Katie Edwards, The Independent
Helena Bonham Carter’s a bloody good actor. Her performances have won her industry accolades and acclaim — and rightly so. But for me at least, her cultural commentary, it turns out, is far less sparkling than her acting career.
In an interview with The Times, Helena Bonham Carter gave it good style about her mate Johnny Depp, who’s also godfather to her kids. You’ll remember Helena and Johnny as two-thirds of the gothic-lite trio they formed alongside Bonham Carter’s ex-partner, Tim Burton.
At one point in the 2000s, Team Burton was so prolific that it spawned a Ricky Gervais joke: “And of course, Helena Bonham Carter is Johnny Depp’s leading lady in the new Tim Burton film.” I agree, it’s hardly a side-splitter, but you get the picture.
It’s perhaps unsurprising then, that Bonham Carter was speaking in support of her dear old friend Johnny in her latest interview with The Times. Depp, you’ll remember, was embroiled in a now-infamous legal battle with his ex-wife, Amber Heard.
After a British court had ruled in favour of The Sun after the paper described Depp as a “wife-beater”, the Pirates of the Caribbean star took his defamation case to the US and sued Heard for her 2018 Washington Post op-ed about domestic violence, alleging that she defamed him by implying that he abused her during their marriage.
This time, the court found that Depp and Heard had defamed each other.

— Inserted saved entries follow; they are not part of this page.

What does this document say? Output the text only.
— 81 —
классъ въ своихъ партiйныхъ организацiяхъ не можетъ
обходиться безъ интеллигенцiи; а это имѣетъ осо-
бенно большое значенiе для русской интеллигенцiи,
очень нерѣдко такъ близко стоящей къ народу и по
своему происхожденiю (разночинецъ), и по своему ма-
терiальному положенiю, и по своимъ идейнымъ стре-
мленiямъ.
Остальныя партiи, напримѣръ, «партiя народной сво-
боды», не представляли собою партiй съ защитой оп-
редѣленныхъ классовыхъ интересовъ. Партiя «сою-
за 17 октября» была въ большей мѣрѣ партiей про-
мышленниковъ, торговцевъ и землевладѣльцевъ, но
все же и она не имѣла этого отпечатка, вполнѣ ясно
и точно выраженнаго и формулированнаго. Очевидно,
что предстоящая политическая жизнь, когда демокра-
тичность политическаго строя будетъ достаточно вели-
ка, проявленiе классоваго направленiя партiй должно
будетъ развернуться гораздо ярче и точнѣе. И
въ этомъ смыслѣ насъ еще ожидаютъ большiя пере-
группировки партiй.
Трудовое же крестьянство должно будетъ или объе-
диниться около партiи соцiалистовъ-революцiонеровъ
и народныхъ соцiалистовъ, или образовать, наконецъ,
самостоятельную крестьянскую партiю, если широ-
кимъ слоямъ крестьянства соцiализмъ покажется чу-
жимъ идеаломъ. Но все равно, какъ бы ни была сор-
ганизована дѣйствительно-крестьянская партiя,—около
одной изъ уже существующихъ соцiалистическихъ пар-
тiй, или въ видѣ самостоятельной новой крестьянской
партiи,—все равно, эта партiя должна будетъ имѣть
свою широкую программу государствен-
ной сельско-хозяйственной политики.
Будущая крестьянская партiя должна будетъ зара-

The ruling was murky and confused and Heard is currently appealing; however, the verdict has been spun as a moral win for Depp, who, on the stand, flipped the previous narrative and presented himself as a male-victim of domestic violence at the hands of Heard.
Depp v Heard was about defamation, not about assigning victim/perpetrator roles, but that’s what’s happened on social media anyway. In the popular consciousness, Heard lacking the charisma, wealth, star power, fan base and clout of Depp — became the woman everyone loves to hate. Heard has been cast as a 21st-century version of the fin-de-siecle fatal woman — bringing about the downfall of an innocent man through her maleficence and duplicity. She can be blamed for everything about Depp’s professional demise, making his aggression, his vitriol, his misogyny, his vanity and profligacy more comfortable for his fans — those who fell in love with a quietly-spoken man with a startling androgynous beauty and “old-fashioned” manners.
We didn’t get it wrong, we can say to ourselves, it’s not our judgement at fault, we can tell a domestic abuser when we see one, we don’t get hoodwinked and dazzled by beauty and fame, no — it’s all Heard. And Bonham Carter, it seems, is no different. She reckons the US verdict “vindicated” Depp. Heard, of course, was jumping on the #MeToo bandwagon to position herself as the poster girl for domestic abuse.
Putting aside the fact that Heard’s restraining order against Depp was in 2016 — the year before #MeToo went viral — so there was as yet no “bandwagon” on which to jump, the treatment of Heard since the op-ed, and especially since the defamation case verdict, confirms what we already knew: disclosing intimate partner violence is a win for no woman.
Years ago, when I was being sexually harassed by a senior colleague, I approached a senior woman for advice. I was, quite literally, sick with worry. What should I do?
In my opinion, Bonham Carter is privileged, as well as wrong, to consider the exposure of the widespread abuse and harassment of women a “trend”. I’m so glad – genuinely glad – that Bonham Carter has managed to live without the knowledge that so many women learn young: harassment and abuse is a part of women’s everyday life, but speaking up remains a significant risk.